Ralph Waldo Emerson’s Self reliance is a very compelling piece of literature. Emerson’s use of rhetoric in this piece is amazing; this thing has just about everything in it. Emerson’s Self-Reliance deals with, well, being Self-Reliant. . By reading Self Reliance, one can determine it was written for males, mainly adults and those entering manhood. One can infer this throw Emerson’s repetition of the words ‘his’, ‘he’, ‘man’ and ‘men’ .The purpose of Self-Reliance, is to help readers realize that they need to think for themselves and trust themselves. In the Emerson’s essay he says, “ Man is timid and apologetic he is no longer upright; he dares not say ‘I think’, ‘I am’, but quotes some sage.” This statement supports the previous stated purpose of Self Reliance. Emerson also establishes Ethos by quoting phrases and by referring to people whose credibility is already firmly
The authors strong use of diction helps the reader to determine the time at which the essay was written and the author’s pathos. The spelling of certain words help the reader understand when this piece was written. Words like thee, thou, and thy let the reader know that this was written before the 2oth century. The spelling of words also helped. When common words like today, parlor, and tomorrow are spelled like to-day, parlour, and to-morrow, the reader will realize that this was written long ago. Self Reliance seems to sound like something that was intended to empower its audience. Throughout the text, there are many phrases and words that give the reader the sense that this piece of literature was meant to fire up or motivate them.
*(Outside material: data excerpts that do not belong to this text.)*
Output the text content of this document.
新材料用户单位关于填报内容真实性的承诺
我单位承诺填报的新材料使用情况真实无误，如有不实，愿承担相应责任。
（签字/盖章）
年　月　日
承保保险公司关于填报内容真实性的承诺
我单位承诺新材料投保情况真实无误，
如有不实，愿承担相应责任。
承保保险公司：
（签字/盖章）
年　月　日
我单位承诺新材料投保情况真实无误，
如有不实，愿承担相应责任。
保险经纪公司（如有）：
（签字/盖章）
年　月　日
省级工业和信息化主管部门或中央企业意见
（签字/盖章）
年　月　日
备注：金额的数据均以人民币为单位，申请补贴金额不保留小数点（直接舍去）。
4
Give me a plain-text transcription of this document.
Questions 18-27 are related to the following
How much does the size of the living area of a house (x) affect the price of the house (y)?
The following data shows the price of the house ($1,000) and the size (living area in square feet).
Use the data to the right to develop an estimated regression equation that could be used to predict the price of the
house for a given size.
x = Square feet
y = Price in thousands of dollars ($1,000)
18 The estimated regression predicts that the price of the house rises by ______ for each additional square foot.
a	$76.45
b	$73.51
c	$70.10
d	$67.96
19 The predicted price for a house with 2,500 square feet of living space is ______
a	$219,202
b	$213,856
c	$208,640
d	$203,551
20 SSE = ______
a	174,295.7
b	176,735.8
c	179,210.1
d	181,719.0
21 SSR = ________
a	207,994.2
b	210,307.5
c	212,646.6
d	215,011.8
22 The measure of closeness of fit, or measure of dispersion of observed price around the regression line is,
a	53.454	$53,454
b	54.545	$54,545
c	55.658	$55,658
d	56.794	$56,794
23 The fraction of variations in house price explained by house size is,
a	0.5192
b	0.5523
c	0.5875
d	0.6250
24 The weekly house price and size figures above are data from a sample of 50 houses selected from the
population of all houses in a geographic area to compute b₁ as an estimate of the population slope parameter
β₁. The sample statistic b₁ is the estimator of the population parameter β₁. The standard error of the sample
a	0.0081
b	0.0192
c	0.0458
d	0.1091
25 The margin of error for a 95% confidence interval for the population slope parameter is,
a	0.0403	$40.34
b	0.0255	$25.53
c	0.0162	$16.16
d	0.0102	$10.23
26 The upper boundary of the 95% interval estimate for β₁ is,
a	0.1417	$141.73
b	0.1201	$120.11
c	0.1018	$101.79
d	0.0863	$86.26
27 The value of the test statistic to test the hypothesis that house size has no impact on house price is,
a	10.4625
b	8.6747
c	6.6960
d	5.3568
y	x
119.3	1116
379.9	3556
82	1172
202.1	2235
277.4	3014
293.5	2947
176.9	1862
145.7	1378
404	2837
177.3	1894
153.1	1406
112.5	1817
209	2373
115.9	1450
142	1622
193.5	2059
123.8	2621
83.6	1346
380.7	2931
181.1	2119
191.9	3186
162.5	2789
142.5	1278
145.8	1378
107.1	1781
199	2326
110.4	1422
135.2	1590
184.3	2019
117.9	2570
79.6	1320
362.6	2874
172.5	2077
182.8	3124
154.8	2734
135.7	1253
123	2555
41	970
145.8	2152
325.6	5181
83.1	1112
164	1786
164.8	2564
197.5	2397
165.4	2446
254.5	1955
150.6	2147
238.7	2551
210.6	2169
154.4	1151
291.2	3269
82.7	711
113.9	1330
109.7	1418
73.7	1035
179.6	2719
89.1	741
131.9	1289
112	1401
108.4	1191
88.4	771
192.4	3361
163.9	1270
The author’s use of figurative language really stands out in Self Reliance. His use of metaphors, similes, analogies, etc. is unbelievable. At the beginning Emerson quotes Epilogue to Beaumont and Fletcher's Honest Man's Fortune, the quote reads,
"Ne te quaesiveris extra."
"Man is his own star; and the soul that can
Render an honest and a perfect man,
Commands all light, all influence, all fate;
Nothing to him falls early or too late.
Our acts our angels are, or good or ill,
Our fatal shadows that walk by us still."
“Man is his own star, and the soul that can Render an honest and perfect man.”, that deep, that’s really deep. Emerson used a lot of personification in Self Reliance. “malice and vanity wear the coat of philanthropy”, “truth is handsomer than affection and love”, “Nature is not slow to equip us in prison-uniform”, “prayer looks abroad and ask for some…”. The best use of figurative language was when Emerson was talking about society. “Society never advances. It recedes as fast on one side as it gains on the other…. it is barbarous, it is civilized, it is Christianized, it is rich, it is scientific; but this change is not amelioration.” “Society is a wave. The wave moves onward, but the water of which it is composed does not.” This metaphor is deep, and its meaning it is important. There were other metaphors in Self Reliance; “Rage is decorous and prudent”, “virtues are penances”, “envy is ignorance, imitation is suicide”. There is some much figurative language in Emerson’s writing that is somewhat hard to point out just a few good ones because the whole writing is good.
As stated before Rhetoric is clearly evident in Emerson’s work, but some parts of rhetoric stand out more than others. Self Reliance is a Rhetoric gol mine just like Anne Bradstreets poems. His writings prove that the use of rhetoric is important to help one get his or her point across.